Nungut, unser Anschlusszug fuhr dank der grandiosen Buchungsleistung der Dame im Kundencenter sagenhafte 40min nach Ankunft des CNL in München ab. Das könnte knapp werden. Das hatten wir bereits am Abend der Zugbegleiterin auf den Weg gegeben. Wir müssen den Anschlusszug bekommen...
Irgendwann setzte sich der sich der Zug wieder in Bewegung, wir hatten jetzt die 40min Verspätung...
Als wir in Rosenheim ankamen, stand ein Begrüßungskomitee am Bahnsteig. Ganz in Blau. In Uniformblau. Mit Einweghandschuhen und Pistolen am Gürtel.
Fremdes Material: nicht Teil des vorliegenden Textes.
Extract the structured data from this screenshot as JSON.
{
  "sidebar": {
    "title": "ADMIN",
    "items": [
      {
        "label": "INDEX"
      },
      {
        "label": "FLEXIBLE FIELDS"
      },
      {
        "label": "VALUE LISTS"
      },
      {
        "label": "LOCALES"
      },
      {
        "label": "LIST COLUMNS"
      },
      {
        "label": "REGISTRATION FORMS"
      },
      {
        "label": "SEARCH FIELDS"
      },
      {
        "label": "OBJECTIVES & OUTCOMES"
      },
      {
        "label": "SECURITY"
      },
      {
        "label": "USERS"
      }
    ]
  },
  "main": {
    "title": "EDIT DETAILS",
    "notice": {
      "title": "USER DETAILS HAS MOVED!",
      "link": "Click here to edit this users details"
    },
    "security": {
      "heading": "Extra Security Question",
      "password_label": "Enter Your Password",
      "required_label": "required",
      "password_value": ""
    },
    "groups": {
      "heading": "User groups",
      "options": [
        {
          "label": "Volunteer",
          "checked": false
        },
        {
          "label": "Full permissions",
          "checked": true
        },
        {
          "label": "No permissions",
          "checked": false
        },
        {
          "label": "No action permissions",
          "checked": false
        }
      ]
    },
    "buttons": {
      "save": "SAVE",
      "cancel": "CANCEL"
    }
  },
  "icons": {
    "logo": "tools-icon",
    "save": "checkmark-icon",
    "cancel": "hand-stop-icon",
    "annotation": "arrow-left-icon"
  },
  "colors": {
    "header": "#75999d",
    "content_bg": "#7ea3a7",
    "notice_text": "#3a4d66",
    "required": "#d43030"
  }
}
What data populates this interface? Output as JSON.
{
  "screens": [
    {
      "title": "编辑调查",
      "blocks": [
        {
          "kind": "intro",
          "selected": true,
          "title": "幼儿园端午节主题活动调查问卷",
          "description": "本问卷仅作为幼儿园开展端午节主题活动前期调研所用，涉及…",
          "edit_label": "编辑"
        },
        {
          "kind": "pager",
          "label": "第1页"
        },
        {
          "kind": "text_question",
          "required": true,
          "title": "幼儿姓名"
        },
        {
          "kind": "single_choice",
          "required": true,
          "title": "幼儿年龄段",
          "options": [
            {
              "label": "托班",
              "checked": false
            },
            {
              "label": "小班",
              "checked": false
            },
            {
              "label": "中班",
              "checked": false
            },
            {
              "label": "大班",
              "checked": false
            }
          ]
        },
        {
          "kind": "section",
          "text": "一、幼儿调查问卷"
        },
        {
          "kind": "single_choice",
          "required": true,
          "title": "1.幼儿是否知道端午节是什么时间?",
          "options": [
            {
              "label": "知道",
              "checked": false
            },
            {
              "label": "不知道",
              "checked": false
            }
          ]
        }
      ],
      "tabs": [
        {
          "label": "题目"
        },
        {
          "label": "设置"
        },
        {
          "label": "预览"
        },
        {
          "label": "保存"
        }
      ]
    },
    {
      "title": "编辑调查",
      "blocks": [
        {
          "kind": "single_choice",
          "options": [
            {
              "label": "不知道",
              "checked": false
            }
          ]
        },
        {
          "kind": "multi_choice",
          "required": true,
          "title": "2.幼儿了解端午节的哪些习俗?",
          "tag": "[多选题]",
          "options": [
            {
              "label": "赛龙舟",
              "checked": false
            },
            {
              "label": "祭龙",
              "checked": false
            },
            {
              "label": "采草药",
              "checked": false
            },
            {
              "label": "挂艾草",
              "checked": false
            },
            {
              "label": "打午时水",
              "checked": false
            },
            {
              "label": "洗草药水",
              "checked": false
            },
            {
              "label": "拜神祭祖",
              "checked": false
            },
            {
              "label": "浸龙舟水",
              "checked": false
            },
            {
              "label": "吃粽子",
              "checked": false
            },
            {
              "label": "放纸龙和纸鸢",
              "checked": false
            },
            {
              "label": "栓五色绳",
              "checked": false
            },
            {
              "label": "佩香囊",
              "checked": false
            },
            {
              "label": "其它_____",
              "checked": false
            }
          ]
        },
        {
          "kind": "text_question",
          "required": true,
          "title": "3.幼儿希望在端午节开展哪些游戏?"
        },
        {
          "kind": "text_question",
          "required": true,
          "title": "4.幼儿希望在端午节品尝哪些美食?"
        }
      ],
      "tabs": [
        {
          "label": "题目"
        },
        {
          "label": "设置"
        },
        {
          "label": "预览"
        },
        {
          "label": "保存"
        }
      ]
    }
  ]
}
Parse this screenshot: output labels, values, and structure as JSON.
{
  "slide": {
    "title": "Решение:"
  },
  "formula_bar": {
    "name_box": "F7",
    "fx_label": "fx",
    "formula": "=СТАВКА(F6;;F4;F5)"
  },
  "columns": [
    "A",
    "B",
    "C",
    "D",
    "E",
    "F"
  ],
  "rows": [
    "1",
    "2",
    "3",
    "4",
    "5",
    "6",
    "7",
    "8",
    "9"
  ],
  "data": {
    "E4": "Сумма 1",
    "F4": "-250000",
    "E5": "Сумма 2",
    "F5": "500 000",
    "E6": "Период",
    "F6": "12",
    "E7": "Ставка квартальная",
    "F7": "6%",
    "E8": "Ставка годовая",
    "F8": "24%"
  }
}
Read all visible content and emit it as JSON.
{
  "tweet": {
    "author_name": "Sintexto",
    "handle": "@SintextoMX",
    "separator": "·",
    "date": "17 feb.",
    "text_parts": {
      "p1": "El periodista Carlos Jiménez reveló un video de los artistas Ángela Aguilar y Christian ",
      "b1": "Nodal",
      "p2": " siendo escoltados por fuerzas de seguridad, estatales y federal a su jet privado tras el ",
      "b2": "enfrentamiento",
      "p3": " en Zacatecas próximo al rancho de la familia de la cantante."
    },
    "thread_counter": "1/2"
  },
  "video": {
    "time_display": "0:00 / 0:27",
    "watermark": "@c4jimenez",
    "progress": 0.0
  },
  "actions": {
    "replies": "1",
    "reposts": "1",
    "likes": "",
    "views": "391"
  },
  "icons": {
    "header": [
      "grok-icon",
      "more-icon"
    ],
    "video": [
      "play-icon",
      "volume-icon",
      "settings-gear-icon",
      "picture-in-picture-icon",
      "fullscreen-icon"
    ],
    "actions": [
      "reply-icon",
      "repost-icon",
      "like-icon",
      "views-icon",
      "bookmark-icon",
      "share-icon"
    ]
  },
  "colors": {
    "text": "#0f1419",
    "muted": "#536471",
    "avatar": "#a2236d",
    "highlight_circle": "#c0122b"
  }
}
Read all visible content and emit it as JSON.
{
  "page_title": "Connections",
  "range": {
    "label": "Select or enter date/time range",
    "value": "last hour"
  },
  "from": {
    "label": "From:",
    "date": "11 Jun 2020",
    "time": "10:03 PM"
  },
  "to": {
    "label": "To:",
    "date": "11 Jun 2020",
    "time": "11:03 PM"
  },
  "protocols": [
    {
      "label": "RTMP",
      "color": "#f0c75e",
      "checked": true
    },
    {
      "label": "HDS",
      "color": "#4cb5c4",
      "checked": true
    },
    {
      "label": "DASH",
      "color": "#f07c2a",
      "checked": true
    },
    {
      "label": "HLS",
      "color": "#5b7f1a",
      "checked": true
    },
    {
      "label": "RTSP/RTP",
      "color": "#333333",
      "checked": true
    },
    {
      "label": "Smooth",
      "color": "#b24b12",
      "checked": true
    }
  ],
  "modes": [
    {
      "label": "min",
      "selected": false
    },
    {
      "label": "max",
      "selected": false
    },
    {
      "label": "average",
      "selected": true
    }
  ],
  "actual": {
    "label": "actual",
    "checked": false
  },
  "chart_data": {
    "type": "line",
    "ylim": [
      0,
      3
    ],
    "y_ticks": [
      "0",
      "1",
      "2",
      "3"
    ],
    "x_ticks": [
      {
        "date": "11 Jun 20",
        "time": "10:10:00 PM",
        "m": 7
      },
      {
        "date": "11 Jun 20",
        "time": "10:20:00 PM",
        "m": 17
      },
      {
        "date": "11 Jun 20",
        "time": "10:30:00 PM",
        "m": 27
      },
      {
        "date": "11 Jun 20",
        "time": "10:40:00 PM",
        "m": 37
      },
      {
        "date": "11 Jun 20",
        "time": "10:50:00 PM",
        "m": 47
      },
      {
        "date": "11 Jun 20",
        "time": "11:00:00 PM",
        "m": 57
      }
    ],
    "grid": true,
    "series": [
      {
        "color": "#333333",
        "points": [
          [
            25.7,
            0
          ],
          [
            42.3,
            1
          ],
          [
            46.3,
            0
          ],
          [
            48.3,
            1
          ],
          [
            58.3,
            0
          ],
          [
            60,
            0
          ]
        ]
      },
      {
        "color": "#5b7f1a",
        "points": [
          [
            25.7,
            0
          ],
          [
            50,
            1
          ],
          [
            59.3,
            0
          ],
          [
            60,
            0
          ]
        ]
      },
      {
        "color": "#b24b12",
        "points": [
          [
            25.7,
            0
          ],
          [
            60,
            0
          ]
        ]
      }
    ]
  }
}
Ein Polizeieinsatz. In unserem Zug. hui.
Wir hatten nämlich in der Nacht mit der Neuzusammenstellung des Zuges ein paar Wagen aus Ungarn hinter der Lok. Und in diesem Wagen saßen eine Menge Leute, die schon viel weiter und viel länger als wir gereist sind. Es waren Flüchtlinge, die die Polizei nun nach und nach aus dem Zug holte und in die zentrale erstaufnahmestelle brachte.
Das dauerte natürlich.
Wir erreichten dann mit 80min Verspätung den Bahnhof München. Unser Anschlusszug konnte die 40min dann nicht mehr warten. Ok, darüber rege ich mich nicht auf.
Jetzt beginnt erst der spannende Teil der Reise...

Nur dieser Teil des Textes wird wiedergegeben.